Chapitre 129/23455%~9 min de lecture1 620 mots

« Es-tu malade dans la tête ? Qu'est-ce que je pourrais bien te cacher ? » Mo Qilan lança un regard furieux à Qi Shi et demanda.

« Tu oses encore dire qu'il n'y a rien ? Laisse-moi te demander, comment as-tu géré l'affaire dont l'Empereur défunt a parlé le jour de sa mort ? » Qi Shi ne se souciait pas qu'il soit en colère ou non. L'avenir de son fils allait être ruiné, alors elle était en colère aussi !

« Quelle affaire le jour de la mort de l'Empereur défunt ! » En tant que l'un des trois ducs, Mo Qilan devait veiller pendant la période où le cercueil du feu empereur était exposé.
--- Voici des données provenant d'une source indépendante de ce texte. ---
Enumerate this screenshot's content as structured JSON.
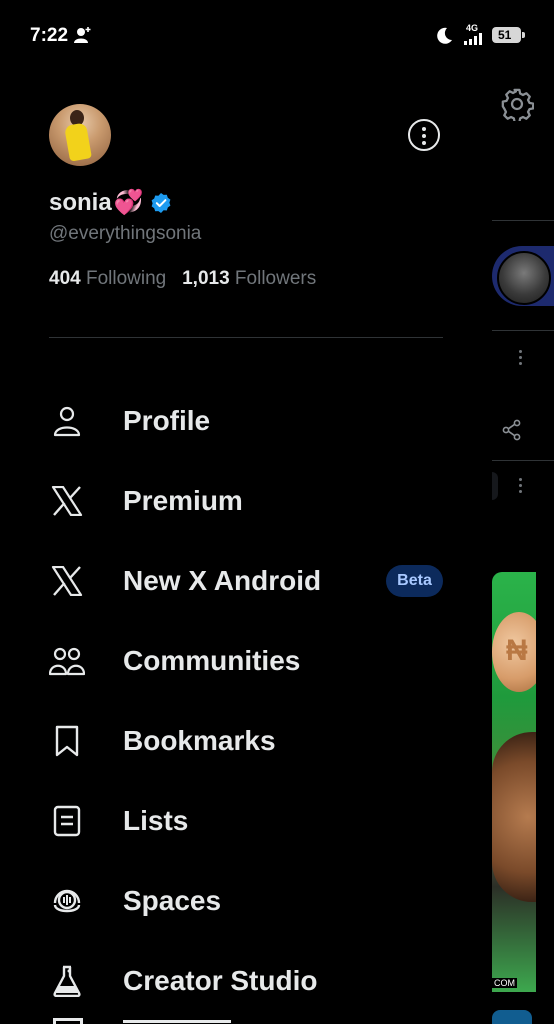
{
  "status_bar": {
    "time": "7:22",
    "network": "4G",
    "battery": "51"
  },
  "profile": {
    "display_name": "sonia",
    "name_emoji": "💞",
    "handle": "@everythingsonia",
    "following_count": "404",
    "following_label": "Following",
    "followers_count": "1,013",
    "followers_label": "Followers"
  },
  "menu": {
    "items": [
      {
        "label": "Profile",
        "icon": "person-icon"
      },
      {
        "label": "Premium",
        "icon": "x-logo-icon"
      },
      {
        "label": "New X Android",
        "icon": "x-logo-icon",
        "badge": "Beta"
      },
      {
        "label": "Communities",
        "icon": "communities-icon"
      },
      {
        "label": "Bookmarks",
        "icon": "bookmark-icon"
      },
      {
        "label": "Lists",
        "icon": "list-icon"
      },
      {
        "label": "Spaces",
        "icon": "spaces-icon"
      },
      {
        "label": "Creator Studio",
        "icon": "flask-icon"
      }
    ]
  },
  "background": {
    "com_text": "COM"
  },
  "colors": {
    "background": "#000000",
    "text": "#e7e9ea",
    "muted": "#71767b",
    "verified": "#1d9bf0",
    "beta_bg": "#0c2a5c"
  }
}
Sa constitution n'était que moyenne à la base, et ces jours l'avaient complètement épuisé. Il ne s'en était toujours pas remis, et maintenant qu'il pouvait enfin dormir, sa femme ne le laissait pas. Il était très irrité intérieurement et ne put se rappeler sur l'instant de quoi elle parlait.

« L'affaire de changer pour faire de Zi Chen l'héritier. » Qi Shi le dit brutalement, sans égards.
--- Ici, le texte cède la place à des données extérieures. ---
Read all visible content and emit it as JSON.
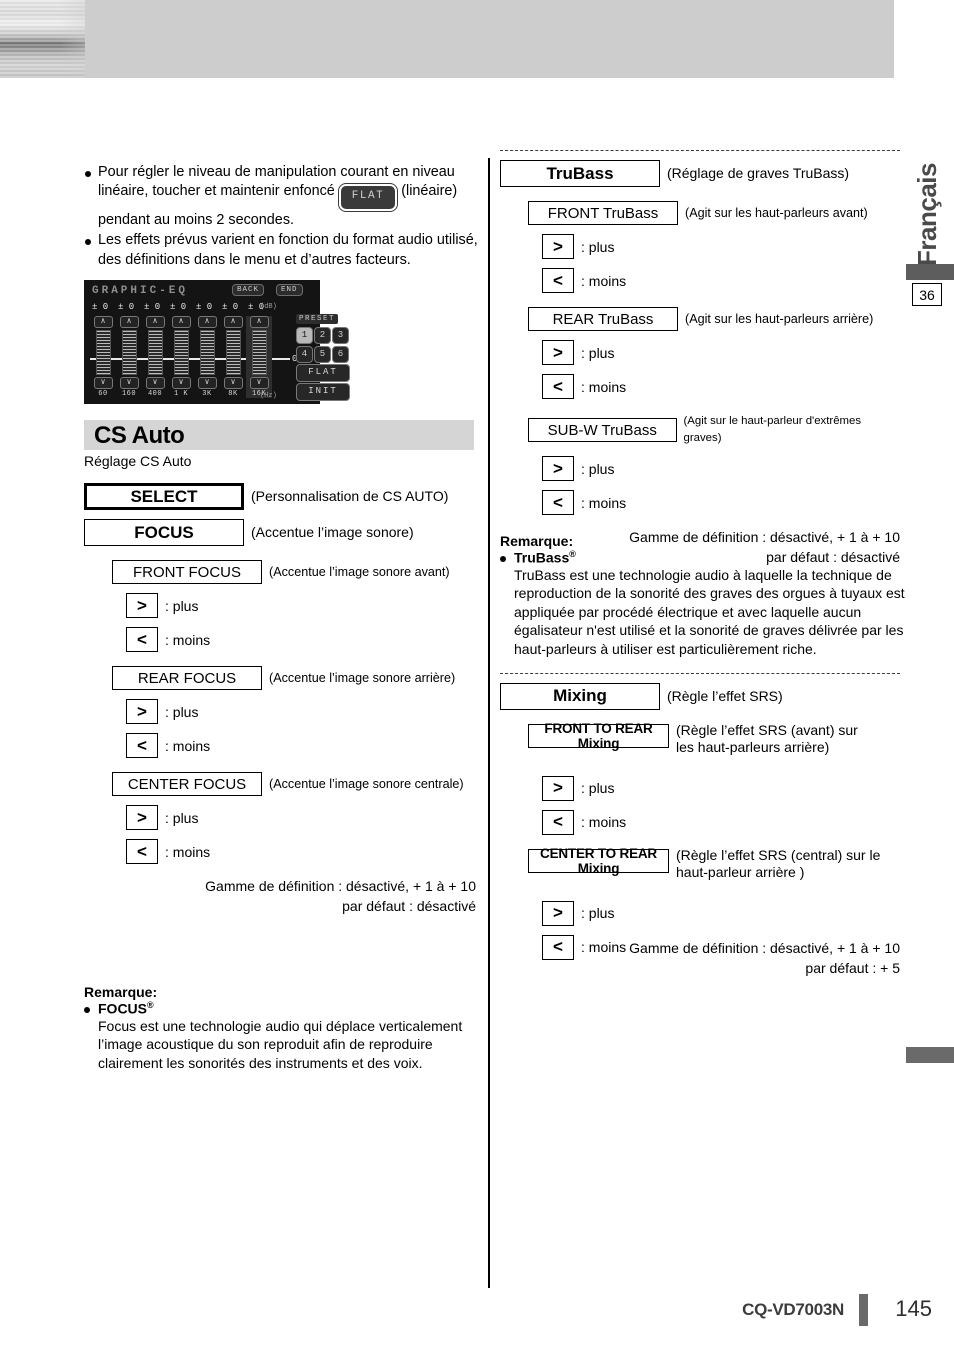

« Ah, tu parles de cette affaire ! » Mo Qilan jeta un regard coupable à Qi Shi. La voyant si furieuse qu'elle semblait prête à s'enflammer, il sut qu'elle avait dû entendre quelque chose. Il lui dit simplement : « N'as-tu pas déjà entendu le résultat ? Pourquoi me le demander ? »

Les yeux de Qi Shi s'arrondirent. Voyant Mo Qilan sur le point de se recoucher dans la literie, elle saisit simplement son bras. « Pourquoi ne pourrais-je pas te le demander ? As-tu oublié comment tu m'avais donné ton accord ? »

Mo Qilan, qui voulait désespérément dormir mais était sans cesse empêché, finit par se mettre en colère lui aussi. Il secoua la main de Qi Shi. « J'ai bien donné mon accord, mais à quoi sert mon accord ? Cela requiert l'approbation de l'Empereur. L'Empereur défunt m'a mis en garde devant Sa Majesté. Si nous insistons pour changer l'héritier, le titre nobiliaire de la famille Mo disparaîtra aussi. C'est l'Empereur — que puis-je faire ? »

« Quoi ? Impossible ! Comment l'Empereur défunt a-t-il pu faire cela ? Sur quels fondements ? » Qi Shi fut d'abord stupéfaite. Voyant l'expression de Mo Qilan, elle sut qu'il ne la mettait pas au rebut. Elle s'effondra sur-le-champ et se mit à pleurer et à crier fort.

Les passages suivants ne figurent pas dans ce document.